At that time the SBAC could stomach only all-British aircraft
for the show, later grudgingly allowing some with foreign powerplants
and finally opening the gates to all when it realized that fog
in The Channel (or the Atlantic) no longer meant "Continent
cut off."
John W. (Jack) Olcott, then Editor of Z-D's Business &
Commercial Aviation magazine and now NBAA president, took
over responsibility for Show News, successively followed
by James Gilbert, Robert Searles and from 1994 John Morris, the
present incumbent.
Says Fricker: "Links with the first international Show
News are happily still maintained by myself as the sole remaining
original team member, on the full show issues at Farnborough,
Paris and Singapore. Under John Morris's tutelage, issues are
published at many other aerospace shows throughout the world including
Singapore, Berlin (ILA), Chile (FIDAE), China, and Dubai, with
ventures into South Korea and Malaysia.
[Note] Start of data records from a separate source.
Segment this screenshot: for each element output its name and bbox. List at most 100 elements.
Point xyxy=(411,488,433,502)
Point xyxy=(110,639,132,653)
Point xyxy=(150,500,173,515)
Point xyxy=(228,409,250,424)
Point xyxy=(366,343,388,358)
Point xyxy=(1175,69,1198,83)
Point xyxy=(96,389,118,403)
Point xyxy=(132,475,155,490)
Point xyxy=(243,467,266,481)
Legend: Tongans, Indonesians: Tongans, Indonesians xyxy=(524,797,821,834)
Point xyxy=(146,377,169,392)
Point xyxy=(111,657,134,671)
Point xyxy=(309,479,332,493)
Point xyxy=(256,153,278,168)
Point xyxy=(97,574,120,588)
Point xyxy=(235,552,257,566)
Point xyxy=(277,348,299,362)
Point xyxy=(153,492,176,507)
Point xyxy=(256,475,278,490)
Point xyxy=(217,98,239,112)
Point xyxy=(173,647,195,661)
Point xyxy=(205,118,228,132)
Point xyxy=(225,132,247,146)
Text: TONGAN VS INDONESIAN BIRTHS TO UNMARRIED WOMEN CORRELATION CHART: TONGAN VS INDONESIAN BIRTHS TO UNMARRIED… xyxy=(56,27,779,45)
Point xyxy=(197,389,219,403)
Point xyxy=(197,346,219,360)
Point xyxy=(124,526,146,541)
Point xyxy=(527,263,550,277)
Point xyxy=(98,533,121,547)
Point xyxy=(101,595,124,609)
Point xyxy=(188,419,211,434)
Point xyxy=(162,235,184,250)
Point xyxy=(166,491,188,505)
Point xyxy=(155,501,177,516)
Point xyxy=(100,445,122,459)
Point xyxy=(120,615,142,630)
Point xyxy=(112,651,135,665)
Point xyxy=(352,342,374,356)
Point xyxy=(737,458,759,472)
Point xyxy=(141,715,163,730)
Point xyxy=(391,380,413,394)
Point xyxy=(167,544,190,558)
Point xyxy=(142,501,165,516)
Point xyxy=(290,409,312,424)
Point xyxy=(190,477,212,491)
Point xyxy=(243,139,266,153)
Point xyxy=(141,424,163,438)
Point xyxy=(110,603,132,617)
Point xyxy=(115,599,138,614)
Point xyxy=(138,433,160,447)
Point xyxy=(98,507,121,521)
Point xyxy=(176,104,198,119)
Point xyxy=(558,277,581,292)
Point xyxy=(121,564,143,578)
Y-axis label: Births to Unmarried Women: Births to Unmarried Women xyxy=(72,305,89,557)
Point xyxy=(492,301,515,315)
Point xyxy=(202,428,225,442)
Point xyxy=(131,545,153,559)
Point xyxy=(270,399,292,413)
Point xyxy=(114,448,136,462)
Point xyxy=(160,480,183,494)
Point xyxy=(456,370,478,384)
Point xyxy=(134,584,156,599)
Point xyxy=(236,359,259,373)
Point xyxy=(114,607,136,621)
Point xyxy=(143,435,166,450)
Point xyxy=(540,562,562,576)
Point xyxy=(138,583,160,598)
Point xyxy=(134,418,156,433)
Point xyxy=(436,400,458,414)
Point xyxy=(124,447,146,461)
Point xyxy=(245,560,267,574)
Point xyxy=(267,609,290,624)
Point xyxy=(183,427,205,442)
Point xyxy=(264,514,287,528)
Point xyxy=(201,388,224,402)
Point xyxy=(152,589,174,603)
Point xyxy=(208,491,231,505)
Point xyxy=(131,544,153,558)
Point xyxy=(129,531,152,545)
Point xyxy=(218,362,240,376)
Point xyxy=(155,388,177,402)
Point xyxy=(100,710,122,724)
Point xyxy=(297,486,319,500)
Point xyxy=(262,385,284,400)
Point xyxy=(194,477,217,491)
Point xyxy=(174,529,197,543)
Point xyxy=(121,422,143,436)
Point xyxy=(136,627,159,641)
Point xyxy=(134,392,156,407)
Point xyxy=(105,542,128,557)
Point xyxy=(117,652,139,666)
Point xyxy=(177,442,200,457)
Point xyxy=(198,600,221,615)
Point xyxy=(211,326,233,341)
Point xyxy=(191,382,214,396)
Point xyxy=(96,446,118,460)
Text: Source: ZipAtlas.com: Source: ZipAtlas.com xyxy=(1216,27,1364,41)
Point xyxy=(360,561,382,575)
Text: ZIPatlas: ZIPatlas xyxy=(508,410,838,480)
Some are bilingual-you
can't imagine the foreign language printing complications-but
publication is assured by a small, dedicated and highly professional
production and distribution team.
"Desk-top publishing and digital images are a far cry from
the early typewritten-and-duplicated newsletters. Yet despite
its enormous growth, Show News still reaches the main local
hotels by breakfast, and appears on all the stands by opening
time.
"And all for free, too, in the best deal of the shows!"